Hi @lukastribus , I’m working the same app with @nabillarahmani . We finally got the root cause, but not sure why it can be like this.

So, with commnad ps aux | grep haproxy I got this on the server:

After doing research, we found this:

  • pid 1366652 is the parent/primary process, command haproxy -f /etc/haproxy/haproxy.cfg,
  • pid 1407222 is the master process, command usr/sbin/haproxy -sf 1406712 -x /run/haproxy/admin.sock -Ws -f /etc/haproxy/haproxy.cfg -p /run/haproxy.pid -S /run/haproxy-master.sock

As you can see, both processes have different start times. Then I’m trying to kill the parent/primary process (pid 1366652). And the problem resolved, I don’t see any intermittent 403 anymore.

So it’s like the primary process is using the outdated config file, how can this happen (to ensure next time we are aware of this)?
So far we don’t see any problem after killing the primary process, but is that okay to kill the parent/primary process? Should we kill all processes and re-run the primary process?

For a clean situation, stop all haproxy processes and kill all the rest, and then start it. Check the process table to see a “normal” situation. Reload and restart haproxy a few teams then check the process table again to see a “normal” situation after reload/restarts.

systemctl stop haproxy
killall haproxy
ps auxwf

The reason multiple processes binding to the same port are possible is due to the use of SO_REUSEPORT on the socket. You can disable it with the noreuseport directive, however it’s possible reload/restart performance is impaired.

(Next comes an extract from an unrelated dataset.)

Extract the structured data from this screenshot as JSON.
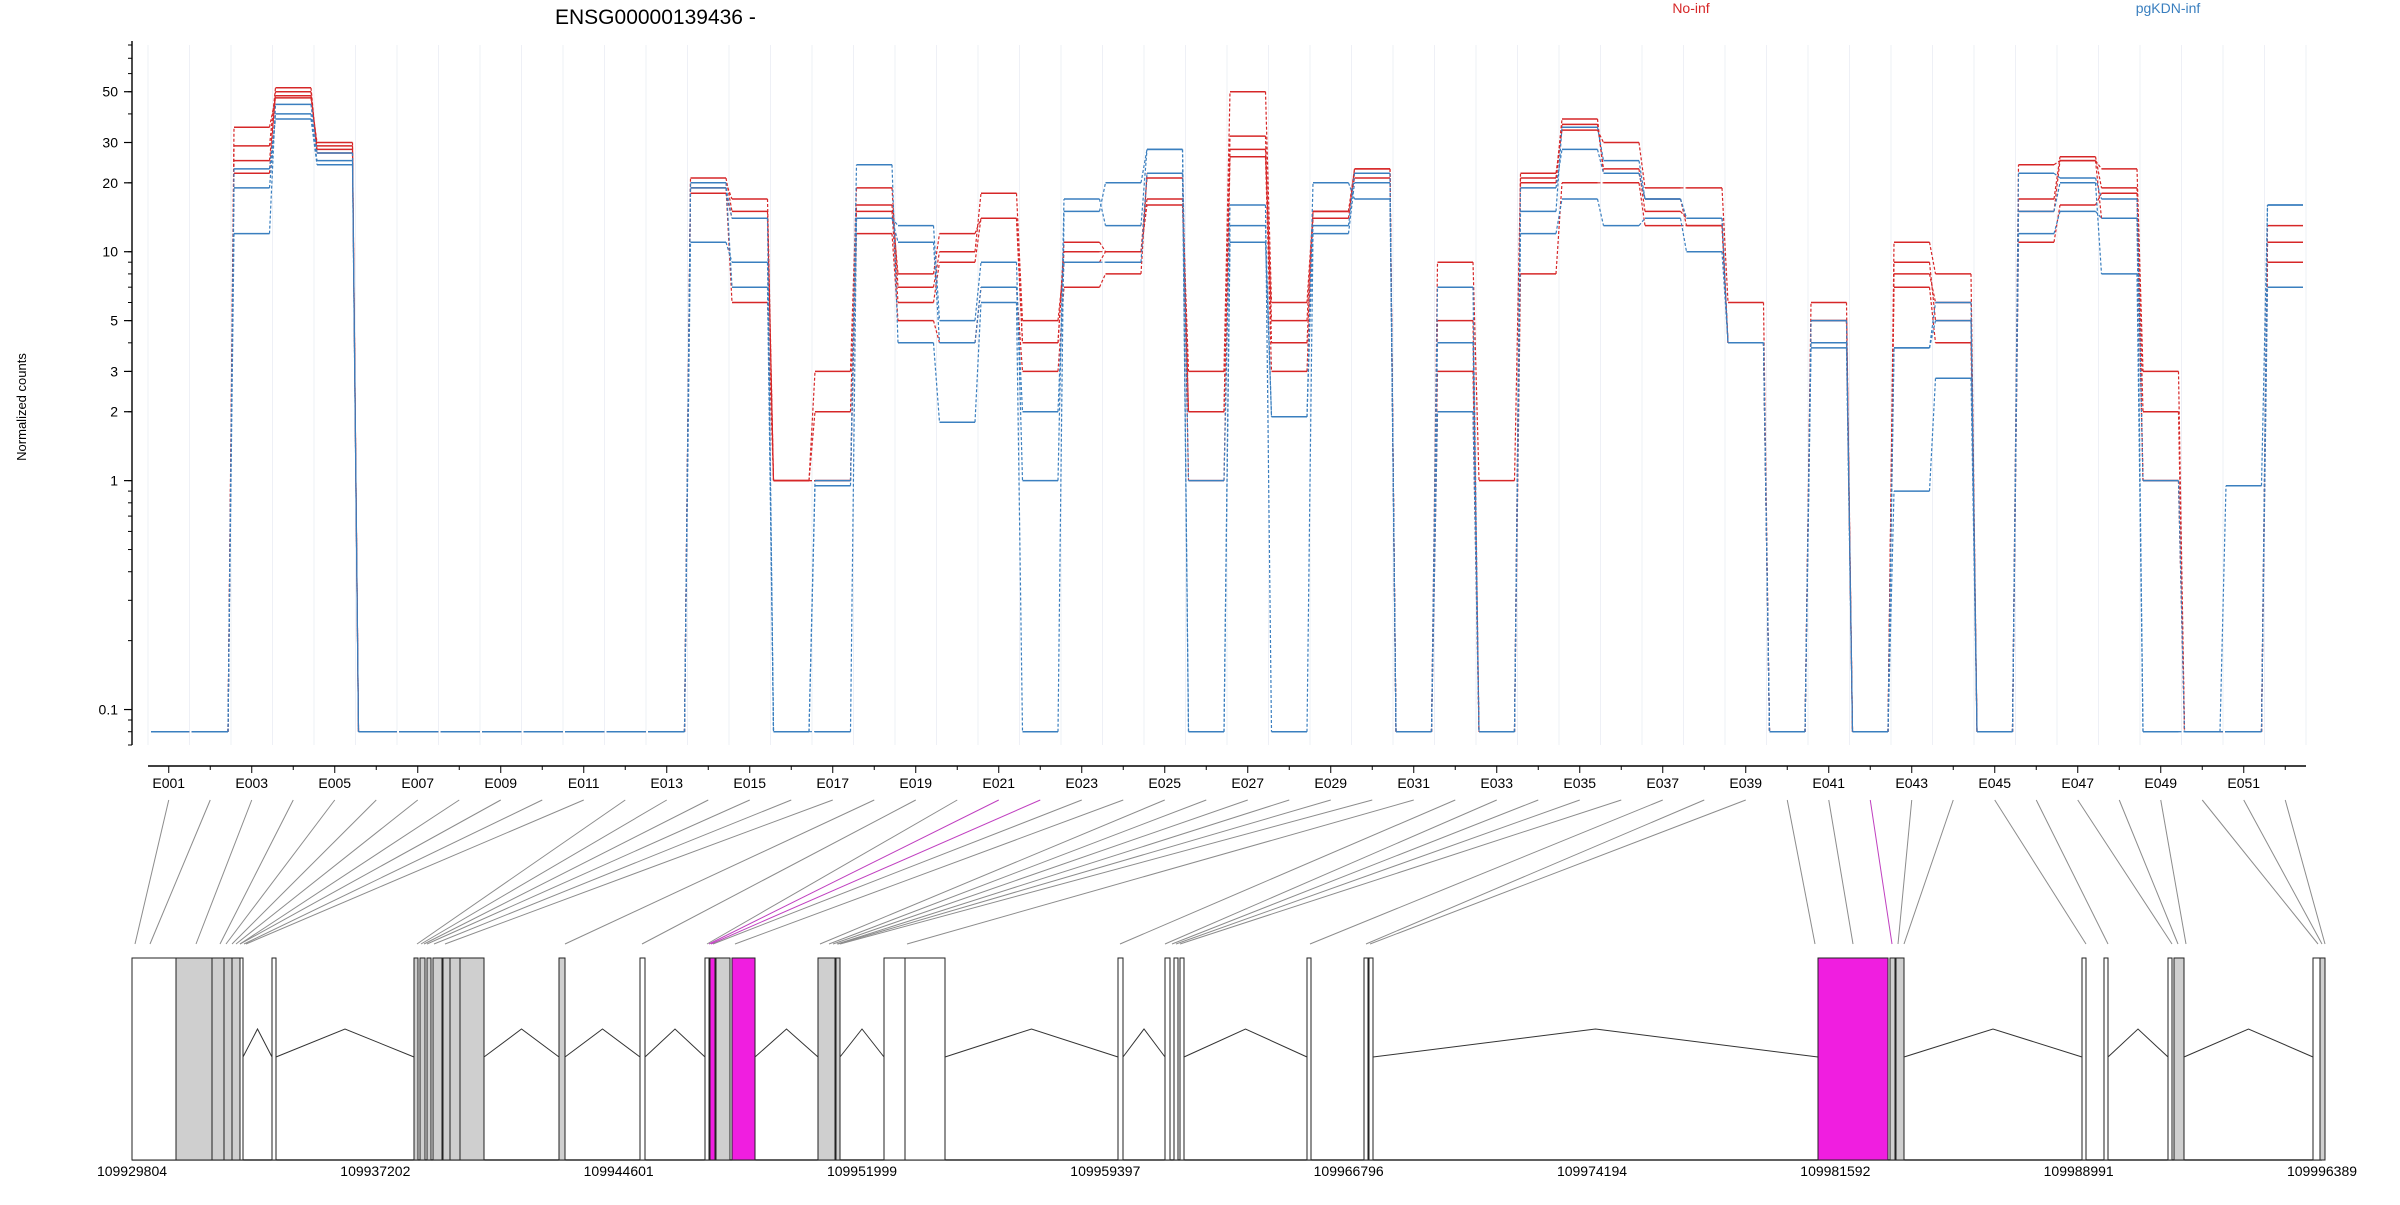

You can test reproduce this by trying to start haprocesses manually (/usr/sbin/haproxy -f /etc/haproxy/haproxy.cfg a few times). It should not be possible when noreuseport is configured.

You may also want to consider hard-stop-after to set a timeout for an old process that still serves connections after a reload situation (although this process would not accept() new connections, so it’s not really related to this case).

TIL… Didn’t know of that one before. This SO_REUSEPORT is so interesting. Thank you lukas for the explanation and the mitigation! Definitely will try that! Thanks!